Gratulując 30-lecia samorządu, święta, które daje jeszcze nadzieję na przyszłość demokracji w Polsce, chciałbym zwrócić uwagę na reformę, która się nie do końca udała. Chodzi o tworzenie dla samorządu silnego partnera w postaci organizacji pozarządowych. Teza o tym, że w tej kwestii nie osiągneliśmy sukcesu wygłoszona w Gdańsku 4 czerwca przez prezydenta Wrocławia Jacek Sutryk jest dla mnie szczególnie ważna. Już w 1994 roku w piśmie Asocjacje, m.in. w tekście “partnerstwo czy uzależnienie” ostrzegałem przed zbytnim optymizmem co do jakości tej planowanej współpracy. Dziś jest już jasne – choć wielu jeszcze się do tego nie przyznaje – że nie był to dobry wybór. Mamy silne (choć dziś istnieje obawa, ze do czasu) samorządy i słabe organizacje.

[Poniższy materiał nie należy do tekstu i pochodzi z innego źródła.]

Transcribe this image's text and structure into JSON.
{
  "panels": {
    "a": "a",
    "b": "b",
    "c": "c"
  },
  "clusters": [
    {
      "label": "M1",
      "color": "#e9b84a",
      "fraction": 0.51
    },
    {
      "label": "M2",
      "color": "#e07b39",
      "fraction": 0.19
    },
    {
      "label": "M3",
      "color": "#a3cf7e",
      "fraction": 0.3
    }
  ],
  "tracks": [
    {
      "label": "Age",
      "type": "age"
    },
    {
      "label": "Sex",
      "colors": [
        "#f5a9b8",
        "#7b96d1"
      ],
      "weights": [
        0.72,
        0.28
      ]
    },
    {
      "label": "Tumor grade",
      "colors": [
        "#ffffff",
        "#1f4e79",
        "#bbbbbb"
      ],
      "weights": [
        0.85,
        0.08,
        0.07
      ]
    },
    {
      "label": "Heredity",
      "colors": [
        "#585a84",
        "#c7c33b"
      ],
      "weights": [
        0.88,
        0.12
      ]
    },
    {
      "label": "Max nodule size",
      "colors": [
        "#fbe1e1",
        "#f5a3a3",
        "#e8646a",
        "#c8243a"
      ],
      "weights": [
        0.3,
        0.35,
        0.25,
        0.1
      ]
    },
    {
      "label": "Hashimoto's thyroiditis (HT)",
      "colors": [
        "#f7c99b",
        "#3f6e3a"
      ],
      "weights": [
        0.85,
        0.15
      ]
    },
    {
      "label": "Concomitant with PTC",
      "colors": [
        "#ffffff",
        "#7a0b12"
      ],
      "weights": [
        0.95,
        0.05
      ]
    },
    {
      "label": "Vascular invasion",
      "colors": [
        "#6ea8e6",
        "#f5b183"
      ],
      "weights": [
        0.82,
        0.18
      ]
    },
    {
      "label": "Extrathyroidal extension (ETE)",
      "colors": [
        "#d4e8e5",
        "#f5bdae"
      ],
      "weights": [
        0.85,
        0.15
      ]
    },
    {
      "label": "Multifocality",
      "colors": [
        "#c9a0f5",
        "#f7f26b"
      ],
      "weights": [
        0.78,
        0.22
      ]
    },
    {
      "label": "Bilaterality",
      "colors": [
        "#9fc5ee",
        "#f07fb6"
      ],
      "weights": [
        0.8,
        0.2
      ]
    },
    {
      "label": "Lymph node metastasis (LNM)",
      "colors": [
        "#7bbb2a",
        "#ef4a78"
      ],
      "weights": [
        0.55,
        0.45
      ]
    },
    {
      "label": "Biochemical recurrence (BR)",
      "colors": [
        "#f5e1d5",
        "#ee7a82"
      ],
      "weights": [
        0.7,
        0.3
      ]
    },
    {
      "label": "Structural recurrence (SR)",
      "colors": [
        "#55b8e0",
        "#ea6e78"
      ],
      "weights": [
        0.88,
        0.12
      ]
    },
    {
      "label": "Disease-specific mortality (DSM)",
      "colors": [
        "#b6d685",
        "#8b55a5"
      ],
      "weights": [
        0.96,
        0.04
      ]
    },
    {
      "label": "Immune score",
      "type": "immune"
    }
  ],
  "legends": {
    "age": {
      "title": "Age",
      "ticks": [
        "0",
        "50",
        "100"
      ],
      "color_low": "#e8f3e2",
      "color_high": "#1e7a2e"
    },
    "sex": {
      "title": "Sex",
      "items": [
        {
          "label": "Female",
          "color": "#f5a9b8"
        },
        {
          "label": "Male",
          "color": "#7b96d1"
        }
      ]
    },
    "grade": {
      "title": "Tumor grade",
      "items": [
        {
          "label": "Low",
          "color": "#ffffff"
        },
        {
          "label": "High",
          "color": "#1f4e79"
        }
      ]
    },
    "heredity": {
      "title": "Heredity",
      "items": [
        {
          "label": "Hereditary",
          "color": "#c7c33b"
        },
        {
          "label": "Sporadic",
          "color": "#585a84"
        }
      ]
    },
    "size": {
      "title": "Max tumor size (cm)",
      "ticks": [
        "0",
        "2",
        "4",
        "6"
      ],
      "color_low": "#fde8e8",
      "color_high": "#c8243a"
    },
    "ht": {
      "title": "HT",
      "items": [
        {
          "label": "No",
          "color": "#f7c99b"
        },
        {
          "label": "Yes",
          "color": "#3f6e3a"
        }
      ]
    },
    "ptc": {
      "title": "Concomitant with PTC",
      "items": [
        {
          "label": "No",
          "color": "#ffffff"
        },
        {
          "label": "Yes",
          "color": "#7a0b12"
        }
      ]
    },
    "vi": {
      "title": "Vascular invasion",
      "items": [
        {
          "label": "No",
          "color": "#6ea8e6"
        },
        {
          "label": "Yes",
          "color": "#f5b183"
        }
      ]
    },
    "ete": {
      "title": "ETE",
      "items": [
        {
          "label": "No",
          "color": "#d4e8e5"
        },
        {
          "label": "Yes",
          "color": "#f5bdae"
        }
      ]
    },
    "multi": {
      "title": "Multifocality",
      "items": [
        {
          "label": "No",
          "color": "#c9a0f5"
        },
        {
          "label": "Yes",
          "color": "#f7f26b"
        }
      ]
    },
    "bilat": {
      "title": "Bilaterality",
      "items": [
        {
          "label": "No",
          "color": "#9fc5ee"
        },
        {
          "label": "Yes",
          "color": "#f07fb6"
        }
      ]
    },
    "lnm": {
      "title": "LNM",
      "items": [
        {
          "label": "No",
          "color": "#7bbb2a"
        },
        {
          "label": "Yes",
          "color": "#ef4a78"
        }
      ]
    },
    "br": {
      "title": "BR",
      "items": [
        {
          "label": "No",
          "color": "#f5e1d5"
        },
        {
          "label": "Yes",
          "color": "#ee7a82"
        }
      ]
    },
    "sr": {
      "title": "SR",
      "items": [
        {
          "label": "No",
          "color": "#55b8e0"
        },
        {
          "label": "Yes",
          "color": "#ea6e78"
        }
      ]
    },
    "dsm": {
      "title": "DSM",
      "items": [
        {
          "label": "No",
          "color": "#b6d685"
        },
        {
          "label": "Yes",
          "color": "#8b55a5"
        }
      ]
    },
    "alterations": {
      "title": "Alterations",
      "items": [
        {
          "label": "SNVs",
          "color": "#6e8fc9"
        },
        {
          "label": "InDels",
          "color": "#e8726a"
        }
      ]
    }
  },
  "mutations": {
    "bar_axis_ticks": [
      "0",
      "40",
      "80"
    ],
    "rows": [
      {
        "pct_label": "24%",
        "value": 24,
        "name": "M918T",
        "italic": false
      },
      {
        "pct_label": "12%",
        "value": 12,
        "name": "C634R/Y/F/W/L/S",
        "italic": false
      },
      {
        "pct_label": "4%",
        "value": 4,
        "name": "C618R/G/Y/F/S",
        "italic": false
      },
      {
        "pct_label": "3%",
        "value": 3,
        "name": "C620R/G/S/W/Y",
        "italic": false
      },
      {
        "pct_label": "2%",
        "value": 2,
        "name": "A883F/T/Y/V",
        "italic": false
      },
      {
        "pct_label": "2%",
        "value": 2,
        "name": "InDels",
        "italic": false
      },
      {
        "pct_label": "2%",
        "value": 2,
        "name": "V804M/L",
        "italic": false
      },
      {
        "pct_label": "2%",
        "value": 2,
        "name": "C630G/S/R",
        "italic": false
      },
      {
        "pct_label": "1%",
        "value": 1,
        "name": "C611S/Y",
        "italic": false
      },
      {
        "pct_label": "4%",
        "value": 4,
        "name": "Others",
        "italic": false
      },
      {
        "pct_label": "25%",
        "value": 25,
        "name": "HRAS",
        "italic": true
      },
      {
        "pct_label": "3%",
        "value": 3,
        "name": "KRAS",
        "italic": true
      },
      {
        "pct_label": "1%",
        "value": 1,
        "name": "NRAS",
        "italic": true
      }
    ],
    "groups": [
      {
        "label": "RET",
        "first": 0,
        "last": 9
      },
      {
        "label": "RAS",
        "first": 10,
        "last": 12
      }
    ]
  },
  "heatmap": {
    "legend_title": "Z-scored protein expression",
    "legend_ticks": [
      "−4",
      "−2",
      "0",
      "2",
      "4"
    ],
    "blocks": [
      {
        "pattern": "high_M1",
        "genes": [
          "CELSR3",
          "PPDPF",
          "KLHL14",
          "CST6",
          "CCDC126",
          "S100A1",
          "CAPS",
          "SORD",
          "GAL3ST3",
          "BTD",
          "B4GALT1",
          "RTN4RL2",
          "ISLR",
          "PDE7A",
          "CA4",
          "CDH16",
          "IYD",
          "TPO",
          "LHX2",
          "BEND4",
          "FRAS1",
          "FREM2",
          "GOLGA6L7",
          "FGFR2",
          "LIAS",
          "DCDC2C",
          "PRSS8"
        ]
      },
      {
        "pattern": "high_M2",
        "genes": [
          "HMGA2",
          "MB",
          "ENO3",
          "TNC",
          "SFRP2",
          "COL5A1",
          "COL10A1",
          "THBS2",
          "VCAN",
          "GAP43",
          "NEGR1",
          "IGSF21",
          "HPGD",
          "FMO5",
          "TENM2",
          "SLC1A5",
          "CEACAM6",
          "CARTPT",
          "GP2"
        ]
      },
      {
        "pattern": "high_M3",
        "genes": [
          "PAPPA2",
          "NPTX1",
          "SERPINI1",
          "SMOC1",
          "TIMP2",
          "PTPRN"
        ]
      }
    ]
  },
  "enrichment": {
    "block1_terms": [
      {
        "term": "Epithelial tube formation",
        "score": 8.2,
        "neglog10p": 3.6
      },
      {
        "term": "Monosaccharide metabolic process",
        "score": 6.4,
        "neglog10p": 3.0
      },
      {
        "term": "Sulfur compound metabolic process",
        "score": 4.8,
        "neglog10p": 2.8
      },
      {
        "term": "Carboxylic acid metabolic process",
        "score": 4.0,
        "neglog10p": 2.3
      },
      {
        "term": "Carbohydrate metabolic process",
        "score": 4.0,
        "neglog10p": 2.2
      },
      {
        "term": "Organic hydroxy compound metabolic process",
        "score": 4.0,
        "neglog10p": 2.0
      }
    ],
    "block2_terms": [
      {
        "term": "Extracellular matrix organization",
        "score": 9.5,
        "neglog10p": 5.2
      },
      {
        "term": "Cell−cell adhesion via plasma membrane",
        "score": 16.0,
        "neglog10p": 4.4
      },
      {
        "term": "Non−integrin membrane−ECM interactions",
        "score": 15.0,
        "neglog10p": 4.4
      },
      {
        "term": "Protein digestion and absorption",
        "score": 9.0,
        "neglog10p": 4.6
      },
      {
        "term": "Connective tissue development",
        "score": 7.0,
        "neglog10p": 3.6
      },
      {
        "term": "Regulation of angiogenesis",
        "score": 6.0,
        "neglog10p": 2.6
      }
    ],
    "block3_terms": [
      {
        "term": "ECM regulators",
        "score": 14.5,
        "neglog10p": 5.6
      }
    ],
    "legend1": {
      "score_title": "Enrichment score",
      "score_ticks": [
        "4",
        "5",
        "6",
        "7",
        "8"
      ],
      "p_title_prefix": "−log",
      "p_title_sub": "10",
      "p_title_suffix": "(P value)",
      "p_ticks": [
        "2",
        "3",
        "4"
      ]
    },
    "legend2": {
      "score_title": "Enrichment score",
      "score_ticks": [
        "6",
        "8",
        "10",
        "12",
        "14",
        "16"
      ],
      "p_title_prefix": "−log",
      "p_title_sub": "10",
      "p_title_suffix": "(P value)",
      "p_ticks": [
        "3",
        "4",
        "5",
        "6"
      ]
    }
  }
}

Powodów tej niedokończonej transformacji społeczeństwa podziemnego w społeczeństwo obywatelskie jest pewnie wiele. Jedną z nich jest brak własności (np. nieruchomości) w organizacjach. Pamiętajmy, że własność społeczna, budowana przez społeczeństwo polskie setkami lat, została zniszczona wojną i upaństwowiona, a właściwie tylko związki wyznaniowe miały szanse odzyskać znaczną część swoich nieruchomości. A to oznacza, że własność społeczna buduje się od zera i to w warunkach bardzo niesprzyjających. Wiem, że są to argumenty, które nie przemawiają do wielu, w tym do wielu samorządowców. Dlatego chciałbym zaproponować im pewien eksperyment myślowy, do którego potrzebna jest odrobina wyobraźni.
Wyobraźcie sobie reformę samorządowa przed 30 laty. Tworzy się nowe formy samoorganizacji lokalnej, ale cały majątek pozostaje w ręku władzy centralnej, a samorząd dostaje go tylko w odpłatne użytkowanie. Nawet na preferencyjnych (ale bez przesady) zasadach. Jest jednak warunek samorząd nie może prowadzić w tych nieruchomościach żadnej działaności, która przynosiłaby mu dodatkowy przychód. Na zadania zlecone otrzymuje oczywiście dofinansowanie z budżetu państwa, ale musi dołożyć ze swoich pieniędzy. Ten mechanizm znany jest dzisiejszym samorządom aż za dobrze, wiec nie trzeba sobie tego wyobrażać, ale wyobraźnia potrzebna jest do tego, żeby wyobrazić sobie, że tak jest od samego początku i we wszystkich przypadkach. Trochę niewyobrażalne, prawda? No bo te dodatkowe środki musi zebrać w formie nieobowiązkowego opodatkowania od swoich mieszkańców lub z jakiś dotacji zewnętrznych. A przecież niechętna władza centralna zawsze mogłaby odebrać mu wynajmowane lokale, zlecić zadania gminy agencjom państwowym lub firmom komercyjnym.
Kto ma bujną wyobraźnię, kto powie jak – w takiej rzeczywistości – wyglądałaby lokalny samorząd dzisiaj? Może tak, jak dzisiejszy sektor pozarządowy?